When Emma Putnam commits suicide, a community is up in arms. Everyone seems to think that it’s the fault of several teens who bullied Emma relentlessly. Sara Wharton is one of those teens. Along with her best friend Brielle and a few other classmates, the group is awaiting trial for their role in the death of the sixteen-year-old. Completely ostracized from everyone in town and ordered to stay away from Brielle, Sara reflects on what has happened in the days leading up to the trial.
Amanda Maciel’s ambitious debut succeeds on a lot of levels. Creating a story and characters loosely based on real events, she crafts a novel that is achingly real, ultimately heartbreaking, and pretty unforgettable. By choosing to have Sara, one of the bullies, narrate the story, Maciel’s approach to the subject matter is different than many other authors. It’s a risk, because there are many readers out there who won’t like Sara.
And while that shouldn’t matter, because since WHEN do readers have to “like” the narrator, it will to some. But what Maciel does is elevate Sara from a stock character and make her a deeply flawed protagonist who is also very real. For the most part, at least. Both Sara and the character of Carmichael are fairly well done, as are brief moments with Sara’s family–in particular, her younger brothers.

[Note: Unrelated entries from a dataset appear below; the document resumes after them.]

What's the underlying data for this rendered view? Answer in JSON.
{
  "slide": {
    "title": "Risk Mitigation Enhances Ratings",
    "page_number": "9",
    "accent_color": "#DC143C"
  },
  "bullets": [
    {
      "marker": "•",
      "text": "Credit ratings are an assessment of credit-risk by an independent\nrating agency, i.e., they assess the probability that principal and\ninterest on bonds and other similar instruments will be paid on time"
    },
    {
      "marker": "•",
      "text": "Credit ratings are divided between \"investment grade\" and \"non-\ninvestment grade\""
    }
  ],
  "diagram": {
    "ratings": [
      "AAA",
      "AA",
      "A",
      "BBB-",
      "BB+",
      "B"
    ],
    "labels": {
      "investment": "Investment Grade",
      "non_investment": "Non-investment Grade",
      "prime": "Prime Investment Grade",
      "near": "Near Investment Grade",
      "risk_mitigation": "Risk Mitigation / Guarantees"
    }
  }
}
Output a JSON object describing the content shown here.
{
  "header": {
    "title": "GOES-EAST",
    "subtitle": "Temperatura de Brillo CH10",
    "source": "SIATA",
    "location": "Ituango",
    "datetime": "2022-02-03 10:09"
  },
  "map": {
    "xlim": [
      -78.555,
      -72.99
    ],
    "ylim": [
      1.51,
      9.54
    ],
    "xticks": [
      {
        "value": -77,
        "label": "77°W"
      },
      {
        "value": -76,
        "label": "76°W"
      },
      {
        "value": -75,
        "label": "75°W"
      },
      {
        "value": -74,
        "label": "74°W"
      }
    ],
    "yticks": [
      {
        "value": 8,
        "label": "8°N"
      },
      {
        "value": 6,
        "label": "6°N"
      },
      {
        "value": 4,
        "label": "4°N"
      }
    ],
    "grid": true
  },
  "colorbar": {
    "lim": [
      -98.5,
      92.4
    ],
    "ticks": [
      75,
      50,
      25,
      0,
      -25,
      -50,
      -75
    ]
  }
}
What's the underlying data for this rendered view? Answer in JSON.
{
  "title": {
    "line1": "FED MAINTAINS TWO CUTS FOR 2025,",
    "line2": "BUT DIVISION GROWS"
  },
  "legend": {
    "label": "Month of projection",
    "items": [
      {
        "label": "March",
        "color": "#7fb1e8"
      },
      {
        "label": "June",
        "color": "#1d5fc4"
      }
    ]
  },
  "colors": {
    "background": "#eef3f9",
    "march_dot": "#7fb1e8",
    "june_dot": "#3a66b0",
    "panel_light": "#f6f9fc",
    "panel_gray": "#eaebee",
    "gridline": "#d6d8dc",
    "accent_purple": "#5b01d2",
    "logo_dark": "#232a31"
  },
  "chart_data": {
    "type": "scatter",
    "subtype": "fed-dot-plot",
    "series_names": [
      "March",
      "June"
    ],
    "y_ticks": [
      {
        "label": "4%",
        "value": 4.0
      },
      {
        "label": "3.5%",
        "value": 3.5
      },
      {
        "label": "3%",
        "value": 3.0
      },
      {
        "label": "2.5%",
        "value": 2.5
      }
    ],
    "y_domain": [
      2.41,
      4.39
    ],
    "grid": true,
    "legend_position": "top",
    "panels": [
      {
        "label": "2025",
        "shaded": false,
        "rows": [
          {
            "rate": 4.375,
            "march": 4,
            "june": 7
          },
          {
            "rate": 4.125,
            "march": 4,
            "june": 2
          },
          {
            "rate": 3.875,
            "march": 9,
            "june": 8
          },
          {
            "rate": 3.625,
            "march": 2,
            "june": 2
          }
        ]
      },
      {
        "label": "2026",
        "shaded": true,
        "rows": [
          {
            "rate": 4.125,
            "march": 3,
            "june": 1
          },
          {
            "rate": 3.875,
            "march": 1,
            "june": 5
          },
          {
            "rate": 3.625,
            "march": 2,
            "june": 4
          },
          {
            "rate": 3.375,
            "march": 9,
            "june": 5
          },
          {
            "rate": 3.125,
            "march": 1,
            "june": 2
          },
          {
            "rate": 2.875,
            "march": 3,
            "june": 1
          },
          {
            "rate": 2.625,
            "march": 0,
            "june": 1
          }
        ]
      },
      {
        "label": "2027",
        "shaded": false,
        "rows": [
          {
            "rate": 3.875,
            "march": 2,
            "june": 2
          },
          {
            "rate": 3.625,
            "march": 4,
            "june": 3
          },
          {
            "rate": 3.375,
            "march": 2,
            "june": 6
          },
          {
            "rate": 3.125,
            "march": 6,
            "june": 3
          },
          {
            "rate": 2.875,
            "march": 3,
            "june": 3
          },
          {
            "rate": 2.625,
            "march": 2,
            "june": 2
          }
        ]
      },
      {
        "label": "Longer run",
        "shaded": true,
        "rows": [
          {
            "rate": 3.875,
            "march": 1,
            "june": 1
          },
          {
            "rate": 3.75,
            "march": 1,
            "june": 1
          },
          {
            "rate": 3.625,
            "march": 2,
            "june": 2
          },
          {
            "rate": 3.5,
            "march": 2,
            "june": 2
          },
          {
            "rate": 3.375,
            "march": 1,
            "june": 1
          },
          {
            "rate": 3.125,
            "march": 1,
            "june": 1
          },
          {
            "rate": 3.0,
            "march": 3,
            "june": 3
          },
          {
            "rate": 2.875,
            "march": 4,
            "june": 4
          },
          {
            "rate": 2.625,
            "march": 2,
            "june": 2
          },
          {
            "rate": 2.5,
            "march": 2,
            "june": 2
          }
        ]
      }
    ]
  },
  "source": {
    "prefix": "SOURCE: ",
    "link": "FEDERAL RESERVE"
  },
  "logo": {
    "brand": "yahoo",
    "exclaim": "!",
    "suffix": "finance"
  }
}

Less successful characters include Brielle, who is clearly supposed to be the Queen Bee Mean Girl. While there’s a moment or two where Maciel hints at something underneath Brielle’s surface, it feels like too little to get on board with her.
There’s lots of stuff for readers to chew on and discuss here. Not merely about issues like bullying and suicide, the book raises questions about who is complicit when a suicide like this occurs, what other factors play into something this horrific, and how one can move on after something like this happens. Readers are going to want to talk about this one, and it will be great for discussion.
Which is why it’s so disappointing when Maciel’s ending makes everything a little too convenient, too easy, and more than a little inauthentic. It undermines all of the groundwork that Maciel worked so hard to put in place. It’s too bad, because it takes what could have been a knockout of a book to one that is merely pretty good.
Tease by Amanda Maciel. Balzer & Bray: 2014. ILL’d through library.